# Ft. Worth, TX-Beaut. Male Golden in Shelter!!



## FinnTastic (Apr 20, 2009)

Golden Beginnings Golden Retriever Rescue

Home
Off topic, but I saw this on their website and it sickens me to think this is happening!
Warning - Golden Retrievers are showing up in rescues in the area with obvious signs of having been used as bait dogs for dog fighting. Be sure your yard is secure, lock the gate and do not leave your dog out when you are not at home. 

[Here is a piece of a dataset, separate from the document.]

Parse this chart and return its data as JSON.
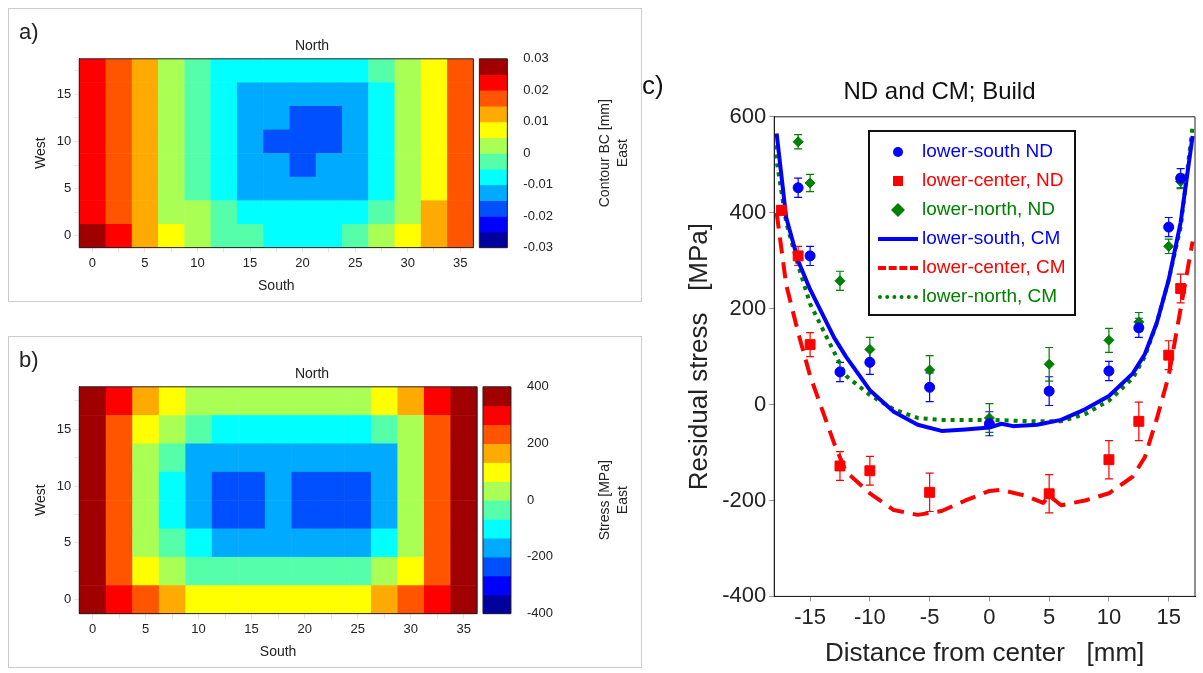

The Golden Retriever Rescue of North Texas

I don't know where these are compared to the shelter, but I thought I would give them to you. I didn't contact any of them.


----------



## Karen519 (Aug 21, 2006)

*Finn*

Finn

Thanks for posting.


----------



## Karen519 (Aug 21, 2006)

*Emailed*

I emld. Golden Ret. Rescue of North Texax, too.


----------



## mylissyk (Feb 25, 2007)

Rescue has looked at him, unfortunately he is not a Golden. Something smaller, maybe a cocker mix, but breed rescue can't take him.


----------



## MyGoldenCharlie (Dec 4, 2007)

I hear this boy is still in shelter and time is up. Such confusion as to being golden or cocker.. some say petite golden others say cocker mix 

Does anyone have Texas contacts for all breed rescues that can help this boy ?


----------



## Karen519 (Aug 21, 2006)

*Very sad*

I just posted on Facebook that Golden Rescue went to see him and think he might be a cocker mix so asked that they contact Cocker Rescues or mixed breed rescues in Ft. Worth TX.

He surely is a beauty!


----------



## Karen519 (Aug 21, 2006)

*Cocker Rescue*

I emd. a Cocker Rescue in Ft. Worth.


----------



## Florabora22 (Nov 30, 2008)

He sure looks like he's mostly golden retriever to me.


----------